Fragmentation of workers in the Hungarian battery industry

Vortrag
Sitzungstermin
Donnerstag (21. September 2023), 16:30–18:00
Sitzungsraum
SH 1.106
Autor*innen
Márton Czirfusz (Periféria Policy and Research Center)
Kurz­be­schreib­ung
In the Hungarian battery industry boom, workers are becoming increasingly fragmented. This takes place due to the transformation of global automotive value chains and changes in labour regulation, necessitating also new strategies of transnational labour organizing.

Abstract

Hungary has become a major global production site of batteries for electric vehicles in the past years. Primarily East Asian capital established battery cell manufacturing factories in the country which supply German OEMs’ electric car assembly in Hungary and Eastern Europe.

The paper argues that the current crisis of capitalism with the ecological crisis, capital’s strategies of the electromobility transition and global uneven development have led to a further fragmentation of workers in Hungary, with exacerbating exploitation and accumulation by dispossession. Cheap labour and cheap nature in Hungary are combined with East Asian capital to produce relatively cheap electric cars by German OEMs for customers in the core countries of the European Union.

Apart from direct workers in battery gigafactories in Hungary, an increasing share of Hungarians and third-country nationals are employed as temporary agency workers in the sector. This is enabled by regulatory changes in migration regimes and labour policies. In the past years, Hungarian and Ukrainian direct and indirect workers are started to be substituted by agency workers from the Global South, such as from the Philippines. On the local scale, a further fragmentation of workers takes place through the fact that only a small fraction of battery factory workers lives in the same municipality, and most of them commute to work from larger distances with company buses.

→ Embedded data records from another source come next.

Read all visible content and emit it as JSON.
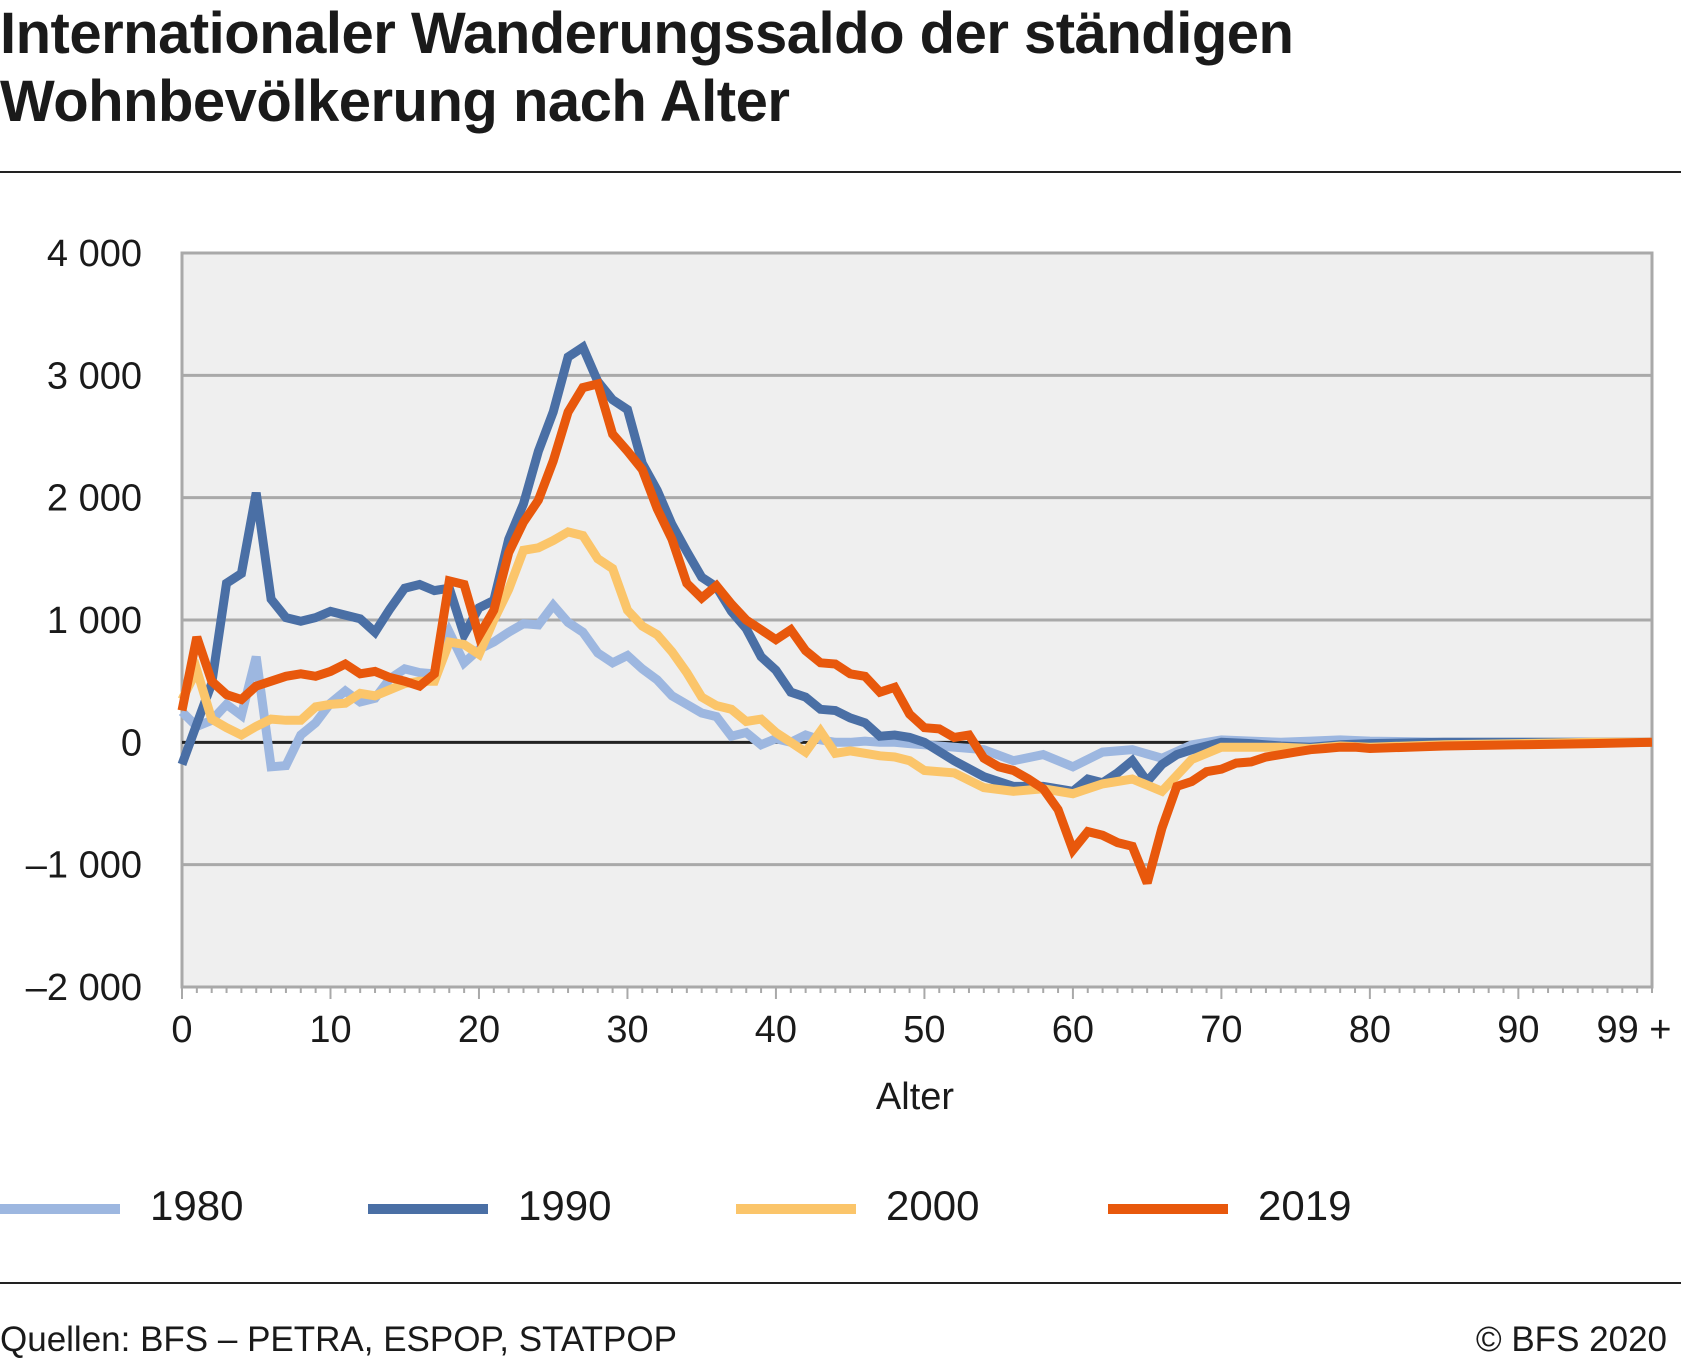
{
  "title": "Internationaler Wanderungssaldo der ständigen Wohnbevölkerung nach Alter",
  "source": "Quellen: BFS – PETRA, ESPOP, STATPOP",
  "copyright": "© BFS 2020",
  "colors": {
    "1980": "#9db7e0",
    "1990": "#4a6fa5",
    "2000": "#fbc56a",
    "2019": "#e8580c",
    "plot_bg": "#efefef",
    "grid": "#a9a9a9"
  },
  "legend": [
    {
      "label": "1980",
      "color": "#9db7e0"
    },
    {
      "label": "1990",
      "color": "#4a6fa5"
    },
    {
      "label": "2000",
      "color": "#fbc56a"
    },
    {
      "label": "2019",
      "color": "#e8580c"
    }
  ],
  "chart_data": {
    "type": "line",
    "title": "Internationaler Wanderungssaldo der ständigen Wohnbevölkerung nach Alter",
    "xlabel": "Alter",
    "ylabel": "",
    "xlim": [
      0,
      99
    ],
    "ylim": [
      -2000,
      4000
    ],
    "grid": true,
    "legend_position": "bottom",
    "x_ticks": [
      {
        "value": 0,
        "label": "0"
      },
      {
        "value": 10,
        "label": "10"
      },
      {
        "value": 20,
        "label": "20"
      },
      {
        "value": 30,
        "label": "30"
      },
      {
        "value": 40,
        "label": "40"
      },
      {
        "value": 50,
        "label": "50"
      },
      {
        "value": 60,
        "label": "60"
      },
      {
        "value": 70,
        "label": "70"
      },
      {
        "value": 80,
        "label": "80"
      },
      {
        "value": 90,
        "label": "90"
      },
      {
        "value": 99,
        "label": "99 +"
      }
    ],
    "y_ticks": [
      {
        "value": 4000,
        "label": "4 000"
      },
      {
        "value": 3000,
        "label": "3 000"
      },
      {
        "value": 2000,
        "label": "2 000"
      },
      {
        "value": 1000,
        "label": "1 000"
      },
      {
        "value": 0,
        "label": "0"
      },
      {
        "value": -1000,
        "label": "–1 000"
      },
      {
        "value": -2000,
        "label": "–2 000"
      }
    ],
    "series": [
      {
        "name": "1980",
        "x": [
          0,
          1,
          2,
          3,
          4,
          5,
          6,
          7,
          8,
          9,
          10,
          11,
          12,
          13,
          14,
          15,
          16,
          17,
          18,
          19,
          20,
          21,
          22,
          23,
          24,
          25,
          26,
          27,
          28,
          29,
          30,
          31,
          32,
          33,
          34,
          35,
          36,
          37,
          38,
          39,
          40,
          41,
          42,
          43,
          44,
          45,
          46,
          47,
          48,
          49,
          50,
          52,
          54,
          56,
          58,
          60,
          62,
          64,
          66,
          68,
          70,
          72,
          74,
          76,
          78,
          80,
          85,
          90,
          95,
          99
        ],
        "y": [
          250,
          130,
          180,
          310,
          220,
          700,
          -200,
          -190,
          60,
          160,
          320,
          420,
          330,
          360,
          520,
          600,
          570,
          560,
          900,
          650,
          760,
          820,
          900,
          970,
          960,
          1120,
          980,
          900,
          730,
          650,
          710,
          600,
          510,
          380,
          310,
          240,
          210,
          50,
          80,
          -20,
          30,
          0,
          60,
          20,
          0,
          0,
          10,
          0,
          0,
          -10,
          -20,
          -40,
          -60,
          -150,
          -100,
          -200,
          -80,
          -60,
          -130,
          -20,
          20,
          10,
          0,
          10,
          20,
          10,
          0,
          0,
          0,
          0
        ]
      },
      {
        "name": "1990",
        "x": [
          0,
          1,
          2,
          3,
          4,
          5,
          6,
          7,
          8,
          9,
          10,
          11,
          12,
          13,
          14,
          15,
          16,
          17,
          18,
          19,
          20,
          21,
          22,
          23,
          24,
          25,
          26,
          27,
          28,
          29,
          30,
          31,
          32,
          33,
          34,
          35,
          36,
          37,
          38,
          39,
          40,
          41,
          42,
          43,
          44,
          45,
          46,
          47,
          48,
          49,
          50,
          52,
          54,
          56,
          58,
          60,
          61,
          62,
          63,
          64,
          65,
          66,
          67,
          68,
          70,
          72,
          74,
          76,
          78,
          80,
          85,
          90,
          95,
          99
        ],
        "y": [
          -180,
          150,
          480,
          1300,
          1380,
          2040,
          1170,
          1020,
          990,
          1020,
          1070,
          1040,
          1010,
          900,
          1090,
          1260,
          1290,
          1240,
          1260,
          880,
          1100,
          1160,
          1660,
          1950,
          2380,
          2700,
          3150,
          3230,
          2950,
          2800,
          2720,
          2280,
          2060,
          1780,
          1560,
          1350,
          1270,
          1070,
          930,
          700,
          590,
          410,
          370,
          270,
          260,
          200,
          160,
          50,
          60,
          40,
          0,
          -150,
          -280,
          -360,
          -360,
          -400,
          -300,
          -330,
          -250,
          -150,
          -320,
          -180,
          -100,
          -60,
          0,
          -10,
          -30,
          -40,
          -20,
          -10,
          0,
          0,
          0,
          0
        ]
      },
      {
        "name": "2000",
        "x": [
          0,
          1,
          2,
          3,
          4,
          5,
          6,
          7,
          8,
          9,
          10,
          11,
          12,
          13,
          14,
          15,
          16,
          17,
          18,
          19,
          20,
          21,
          22,
          23,
          24,
          25,
          26,
          27,
          28,
          29,
          30,
          31,
          32,
          33,
          34,
          35,
          36,
          37,
          38,
          39,
          40,
          41,
          42,
          43,
          44,
          45,
          46,
          47,
          48,
          49,
          50,
          52,
          54,
          56,
          58,
          60,
          62,
          64,
          66,
          68,
          70,
          72,
          74,
          76,
          78,
          80,
          85,
          90,
          95,
          99
        ],
        "y": [
          350,
          590,
          190,
          120,
          60,
          130,
          190,
          180,
          180,
          290,
          310,
          320,
          400,
          380,
          430,
          480,
          500,
          500,
          820,
          800,
          720,
          1000,
          1250,
          1570,
          1590,
          1650,
          1720,
          1690,
          1500,
          1420,
          1080,
          950,
          880,
          740,
          570,
          370,
          300,
          270,
          170,
          190,
          80,
          0,
          -80,
          90,
          -90,
          -70,
          -90,
          -110,
          -120,
          -150,
          -230,
          -250,
          -370,
          -400,
          -380,
          -420,
          -340,
          -300,
          -400,
          -140,
          -40,
          -40,
          -40,
          -50,
          -30,
          -40,
          -20,
          -10,
          0,
          0
        ]
      },
      {
        "name": "2019",
        "x": [
          0,
          1,
          2,
          3,
          4,
          5,
          6,
          7,
          8,
          9,
          10,
          11,
          12,
          13,
          14,
          15,
          16,
          17,
          18,
          19,
          20,
          21,
          22,
          23,
          24,
          25,
          26,
          27,
          28,
          29,
          30,
          31,
          32,
          33,
          34,
          35,
          36,
          37,
          38,
          39,
          40,
          41,
          42,
          43,
          44,
          45,
          46,
          47,
          48,
          49,
          50,
          51,
          52,
          53,
          54,
          55,
          56,
          57,
          58,
          59,
          60,
          61,
          62,
          63,
          64,
          65,
          66,
          67,
          68,
          69,
          70,
          71,
          72,
          73,
          74,
          75,
          76,
          77,
          78,
          79,
          80,
          85,
          90,
          95,
          99
        ],
        "y": [
          260,
          860,
          500,
          390,
          350,
          460,
          500,
          540,
          560,
          540,
          580,
          640,
          560,
          580,
          530,
          500,
          460,
          560,
          1320,
          1290,
          870,
          1080,
          1550,
          1800,
          1980,
          2300,
          2700,
          2900,
          2930,
          2520,
          2380,
          2230,
          1910,
          1660,
          1300,
          1180,
          1280,
          1130,
          1000,
          920,
          840,
          920,
          750,
          650,
          640,
          560,
          540,
          410,
          450,
          230,
          120,
          110,
          40,
          60,
          -130,
          -200,
          -230,
          -300,
          -380,
          -550,
          -880,
          -730,
          -760,
          -820,
          -850,
          -1150,
          -700,
          -360,
          -320,
          -240,
          -220,
          -170,
          -160,
          -120,
          -100,
          -80,
          -60,
          -50,
          -40,
          -40,
          -50,
          -30,
          -20,
          -10,
          0
        ]
      }
    ]
  }
}
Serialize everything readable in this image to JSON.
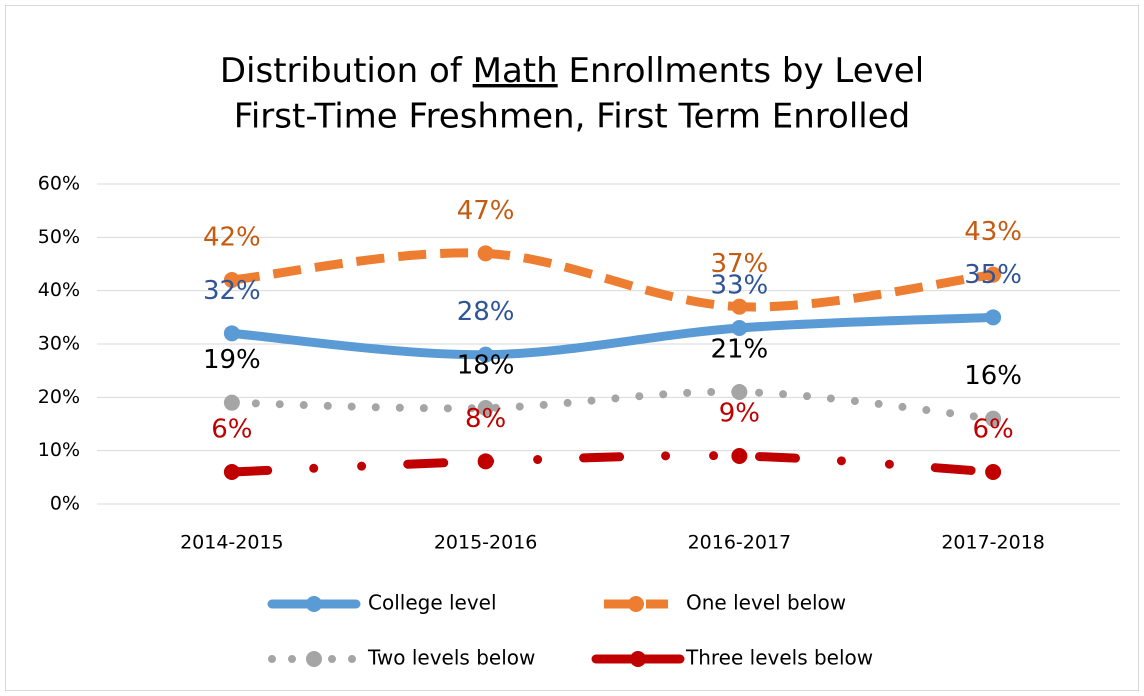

Beside fragmentation of workers, exploitation is taking place through deskilling, as the production of electric cars necessitates less skilled workers than the production of combustion-engine cars. Battery cell production is also automated to a high extent, resulting in a large share of unskilled jobs at the assembly line.

Meanwhile, previous strategies of transnational labour organizing, built on putting pressure on German OEMs through a transnational partnership between German and Hungarian unions are also facing challenges, as East Asian battery manufacturers have become more powerful actors in the global value chain of electric cars. Also, a broader transnational labour solidarity is shattered by recent years’ increasingly racist and anti-migrant hatred incited by the Hungarian government, leading to tensions between Hungarian and non-Hungarian workers at workplaces.